What if you need a kidney later on? The beautiful part about our allocation
system is that if I willingly step up to be a living kidney donor and later
need a transplant, I will go to the top of the waiting list. HOWEVER, the likelihood of that is minimal. I have no family history of things leading to
renal failure, I understand the small lifestyle adjustments I need to make
(good by Advil and Aleve), and the evaluation process checked for factors to
make sure I am not taking unnecessary risks.
3.
Do you want to meet your recipient? When I started this process we had not met
any of Scott’s recipients and now that we have I don’t feel any
differently. A gift given is a given
without expectations or conditions. If
the person that receives my kidney would like to meet, I’d be happy to but if
they would rather remain anonymous, that’s okay. I totally understand and respect their
choice.
4.
What if the person who receives your kidney
dies?
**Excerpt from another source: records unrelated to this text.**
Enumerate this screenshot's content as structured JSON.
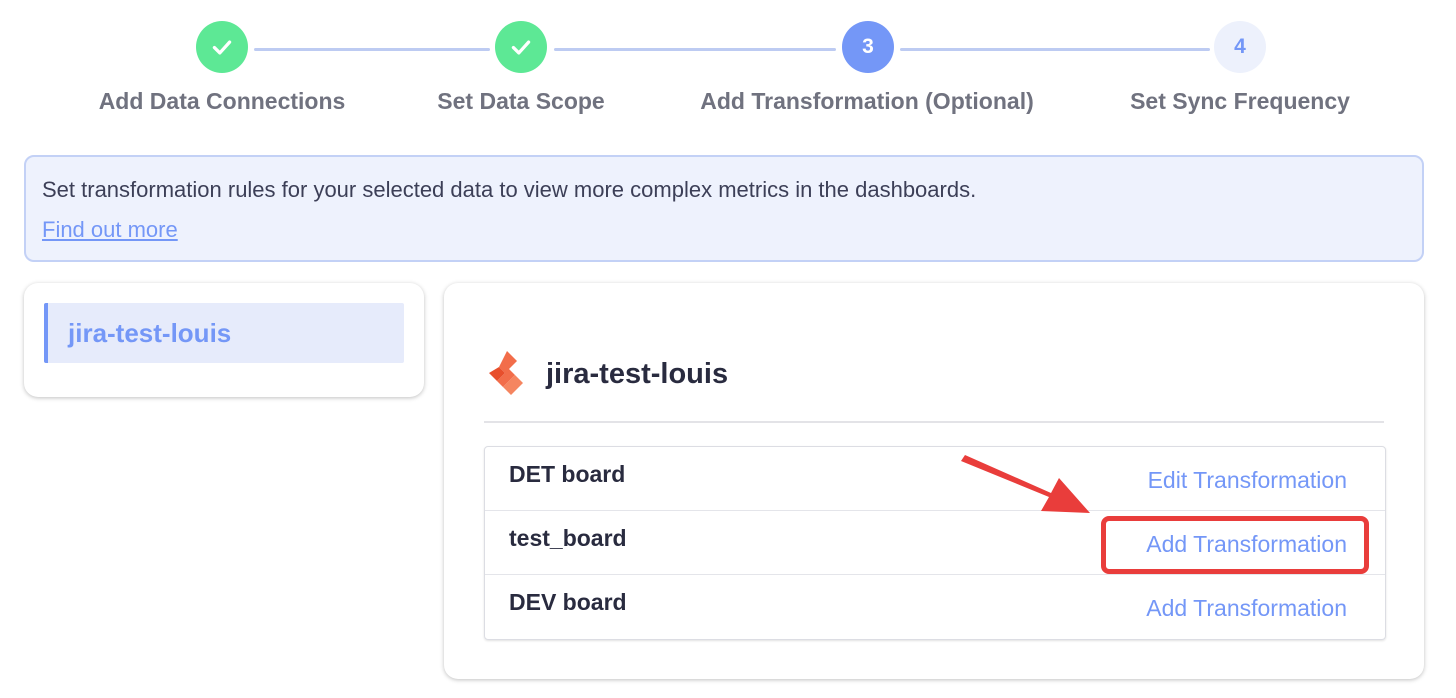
{
  "stepper": {
    "steps": [
      {
        "number": "1",
        "label": "Add Data Connections",
        "state": "done"
      },
      {
        "number": "2",
        "label": "Set Data Scope",
        "state": "done"
      },
      {
        "number": "3",
        "label": "Add Transformation (Optional)",
        "state": "active"
      },
      {
        "number": "4",
        "label": "Set Sync Frequency",
        "state": "todo"
      }
    ]
  },
  "banner": {
    "text": "Set transformation rules for your selected data to view more complex metrics in the dashboards.",
    "link": "Find out more"
  },
  "sidebar": {
    "connections": [
      {
        "name": "jira-test-louis",
        "selected": true
      }
    ]
  },
  "connection": {
    "title": "jira-test-louis",
    "icon": "jira-icon",
    "boards": [
      {
        "name": "DET board",
        "action": "Edit Transformation"
      },
      {
        "name": "test_board",
        "action": "Add Transformation"
      },
      {
        "name": "DEV board",
        "action": "Add Transformation"
      }
    ]
  },
  "colors": {
    "accent": "#7497f7",
    "done": "#5de895",
    "annotation": "#e93d3b"
  }
}
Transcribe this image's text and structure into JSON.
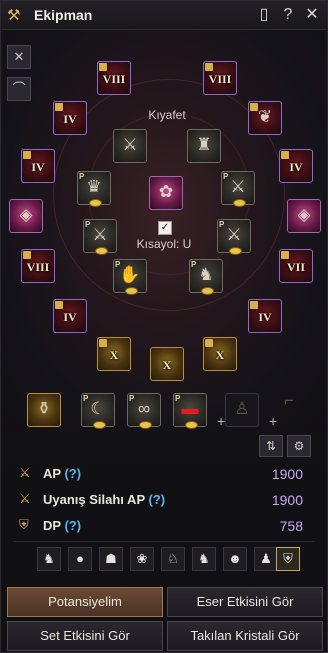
{
  "window": {
    "title": "Ekipman",
    "icon": "armor-hanger-icon"
  },
  "titlebar_buttons": [
    {
      "name": "page-icon",
      "glyph": "🗎"
    },
    {
      "name": "help-icon",
      "glyph": "?"
    },
    {
      "name": "close-icon",
      "glyph": "✕"
    }
  ],
  "equipment": {
    "costume_label": "Kıyafet",
    "shortcut_label": "Kısayol: U",
    "shortcut_checked": true,
    "grades": [
      "VIII",
      "VIII",
      "IV",
      "IV",
      "IV",
      "VIII",
      "VII",
      "IV",
      "IV",
      "X",
      "X",
      "X"
    ]
  },
  "stats": {
    "ap": {
      "label": "AP",
      "q": "(?)",
      "value": "1900"
    },
    "awaken_ap": {
      "label": "Uyanış Silahı AP",
      "q": "(?)",
      "value": "1900"
    },
    "dp": {
      "label": "DP",
      "q": "(?)",
      "value": "758"
    }
  },
  "buttons": {
    "potential": "Potansiyelim",
    "artifact": "Eser Etkisini Gör",
    "set": "Set Etkisini Gör",
    "crystal": "Takılan Kristali Gör"
  },
  "colors": {
    "accent": "#c9a661",
    "stat_value": "#c8a6f0",
    "help": "#5ab4f0"
  }
}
While I am doing this to give them
more time to live and love I understand that many things are out of our control
and in God’s hands. I have Faith that
God has all things in control. I would
be sad for them but not angry or upset.
5.
Not every person who gets a transplant is
compliant (follows orders for care), how would you feel if they don’t take good
care of your kidney? I hope they do, I
hope this is another chapter in their life and it is a good one. But, a gift given is a given without
conditions.
6.
Are you scared?
What if you die, it is surgery?
First, I am not scared. Not
excited for the actual surgery-that won’t be fun but I feel healthy and strong
with a wonderful support system going.
IF I die (although the center my donation is taking place at has NEVER
had a donor pass away) I am ready. I
know that I’ll be with Jesus if I die and that makes me less fearful.
7.
You know it is going to hurt, don’t you. Well, this is where my sarcasm wants to do
overtime! Of course I know, I work with
many transplant recipients, living donors and their families (Donate Life
Ambassadors) many of them have been here to answer my questions. At the transplant center I have a donor advocate,
transplant coordinator and a whole team explaining every step to me.
8.
Can you change your mind? Yes, right up until the time I go “under” I
can change my mind. I can let my
advocate know and the process will end.
No judgement, no pushing, and no manipulation it is that easy to change
my mind.
9.
How long will you be out of work? Well, the doctors say it “could” be four to
six weeks. I intend to be back in three
weeks but I have done all the paperwork to take as much time as I need. I’m lucky to have all the support I do!
S
See you all on the flip side! Thank you for all the prayers and good thoughts! They will carry me through this process!